MONTER SA BOITE A L’ETRANGER – C’est plus facile ?

Beaucoup de Français voient en l’expatriation une opportunité de commencer, seul ou avec un partenaire local, leur propre affaire loin d’un carcan fiscal et créatif français trop étouffant à leur goût.  Mais comment faire pour que cette votre petite entreprise ne connaisse pas la crise ?

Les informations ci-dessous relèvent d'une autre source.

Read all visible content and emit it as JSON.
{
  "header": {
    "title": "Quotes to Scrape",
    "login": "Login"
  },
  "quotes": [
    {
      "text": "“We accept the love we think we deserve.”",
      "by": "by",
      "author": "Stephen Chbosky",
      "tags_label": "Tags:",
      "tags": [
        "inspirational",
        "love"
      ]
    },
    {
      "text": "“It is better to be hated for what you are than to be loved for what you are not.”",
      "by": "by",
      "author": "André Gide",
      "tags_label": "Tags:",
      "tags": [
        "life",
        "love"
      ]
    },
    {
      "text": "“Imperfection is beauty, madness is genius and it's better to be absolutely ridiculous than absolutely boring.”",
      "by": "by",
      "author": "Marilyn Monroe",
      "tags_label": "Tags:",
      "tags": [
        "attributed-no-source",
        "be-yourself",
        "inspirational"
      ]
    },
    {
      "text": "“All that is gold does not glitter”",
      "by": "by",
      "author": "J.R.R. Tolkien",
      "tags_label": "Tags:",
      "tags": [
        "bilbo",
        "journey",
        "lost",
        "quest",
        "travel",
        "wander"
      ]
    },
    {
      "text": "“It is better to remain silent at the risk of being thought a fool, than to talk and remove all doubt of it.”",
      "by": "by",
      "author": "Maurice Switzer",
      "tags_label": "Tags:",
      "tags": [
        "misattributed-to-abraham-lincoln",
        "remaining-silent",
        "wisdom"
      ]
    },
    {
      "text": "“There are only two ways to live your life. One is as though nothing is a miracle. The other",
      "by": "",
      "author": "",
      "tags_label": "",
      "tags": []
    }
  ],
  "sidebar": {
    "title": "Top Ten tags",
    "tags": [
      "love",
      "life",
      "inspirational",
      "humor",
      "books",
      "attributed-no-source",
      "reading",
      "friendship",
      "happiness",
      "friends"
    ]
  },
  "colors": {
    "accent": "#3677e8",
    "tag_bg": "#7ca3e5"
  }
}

expatentreprise2(© Corbis)

Selon l’enquête réalisée par la Maison des Français de l’Etranger (MFE) : Enquête sur l’expatriation des Français en 2008, 65 % des Français résidant à l’étranger affirment rechercher grâce à leur expatriation une nouvelle expérience professionnelle. Pourquoi ne pas dans ces conditions créer sa propre affaire ? C’est certainement ce que se sont dit les créateurs français des 150.000 entreprises de droit local (nouvelles sociétés et non pas filiales d’un groupe français) existant déjà à l’étranger. Partir ailleurs a ouvert la possibilité à ces aventuriers de l’entreprenariat d’embrasser le rêve de tout un chacun : devenir son propre patron.

Pourquoi pas en France ?
L’avènement du statut d’auto-entrepreneur a débloqué quelque peu les difficultés liées à la création d’entreprise en France. Pourtant, les Français sont toujours aussi nombreux à vouloir tenter l’aventure au-delà des frontières tricolores. La pression fiscale française n’est pas faite pour les en dissuader. “Je n’aurais probablement pas pu faire la même chose en France. Le Mexique est un pays jeune, qui se construit et où il y a encore beaucoup de choses à faire ! Les charges administratives et fiscales sont certainement moins lourdes qu’en France”, explique ainsi Christine Vassort, fondatrice de Centro de Lenguas y Arte, une école de langues.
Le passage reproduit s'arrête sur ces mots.